Putting a halt to medically unnecessary caesarean sections could save more than R15 billion a year worldwide, a new study estimates.
There is no agreement on what the "correct" C-section rate is. But the World Health Organization has suggested that rates above 15% are probably too high.
The new study found that 69 countries worldwide topped that 15% rate. On the other end of the spectrum, 54 countries had C-section rates lower than 10% - which may be below what is medically needed.
Then the researchers calculated the costs. In countries with high C-section rates, they estimate, getting the figure down to 15% would save R17.5 billion globally each year. By comparison, in countries with low rates, the cost of bringing them up to 10% would be only $432 million, the researchers reported online in the American Journal of Obstetrics and Gynaecology.
Inequities in C-sections
The findings paint a picture of the global inequities in C-sections, according to Drs Jose Belizan and Fernando Althabe, who worked on the study.
One implication is that a better distribution of resources could allow more women in poorer countries to get medically needed C-sections, said Drs Belizan and Althabe, of the Institute of Clinical Effectiveness and Health Policy in Buenos Aires, Argentina.
Recruiting professionals from high-rate countries to perform C-sections in low-rate ones – or to train local health providers to perform them – is one possibility, the researchers said.
Still, putting a dollar figure on the savings from reducing unnecessary C-sections is tricky. One issue is that this study assumed that the correct C-section rate is no higher than 15%. "And that is a very debatable point," said Dr George Macones of Washington University in St. Louis, who chairs the Committee on Obstetric Practice for the American College of Obstetricians and Gynaecologists.
Do caesareans only when indicated
"While cost is one factor to consider," Dr Macones said, "I think that we should be most concerned about doing what is in the best interests of our patients."
Dr Macones said a number a factors have likely driven the rise in the US C-section rate. Some women request the procedure. Some obstetricians may be quicker to do them now out of worry over being sued.

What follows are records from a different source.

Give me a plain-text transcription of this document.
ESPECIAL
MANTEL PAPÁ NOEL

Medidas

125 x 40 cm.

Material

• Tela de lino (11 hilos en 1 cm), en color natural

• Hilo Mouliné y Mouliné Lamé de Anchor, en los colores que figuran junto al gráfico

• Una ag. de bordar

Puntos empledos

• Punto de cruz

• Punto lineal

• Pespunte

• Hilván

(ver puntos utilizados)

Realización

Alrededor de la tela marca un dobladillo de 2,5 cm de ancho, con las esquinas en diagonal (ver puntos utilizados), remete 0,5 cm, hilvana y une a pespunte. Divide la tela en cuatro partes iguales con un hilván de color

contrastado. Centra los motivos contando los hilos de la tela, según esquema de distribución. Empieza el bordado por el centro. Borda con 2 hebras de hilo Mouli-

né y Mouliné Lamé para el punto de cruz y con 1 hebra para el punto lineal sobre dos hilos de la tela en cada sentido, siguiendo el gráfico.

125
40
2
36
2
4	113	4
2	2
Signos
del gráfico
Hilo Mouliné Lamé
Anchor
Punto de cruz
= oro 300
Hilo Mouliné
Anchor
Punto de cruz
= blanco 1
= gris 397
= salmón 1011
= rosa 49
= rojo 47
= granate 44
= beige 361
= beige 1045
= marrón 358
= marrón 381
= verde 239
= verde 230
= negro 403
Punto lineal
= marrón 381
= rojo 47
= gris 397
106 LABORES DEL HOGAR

As for how to bring C-section rates to a more appropriate level, he said, "I think the most important is to try to avoid first caesareans, and do them only when indicated." One way to do that, he added, is to do more vaginal deliveries in women who've had a C-section in the past. But many US hospitals do not offer those women the option of a vaginal delivery because they cannot guarantee a team on hand to perform an emergency C-section if necessary.
Also, he advises, limit induction to cases in which it's absolutely necessary.
Obstacles in poor countries
Just how to curb high C-section rates remains the "million dollar question," Dr Belizan and Dr Althabe said.
Dr Macones noted that last year, US officials reported the first dip in the national C-section rate in more than a decade. In 2010, the rate was 32.8%, versus 32.9% the year before. It wasn't a dramatic difference, but experts were hopeful that it pointed to a levelling off.
As for poorer countries, Dr Belizan and Dr Althabe said there are numerous obstacles to women getting needed C-sections. High rates of home birth, too few hospitals and too few providers who can perform the surgery all remain barriers.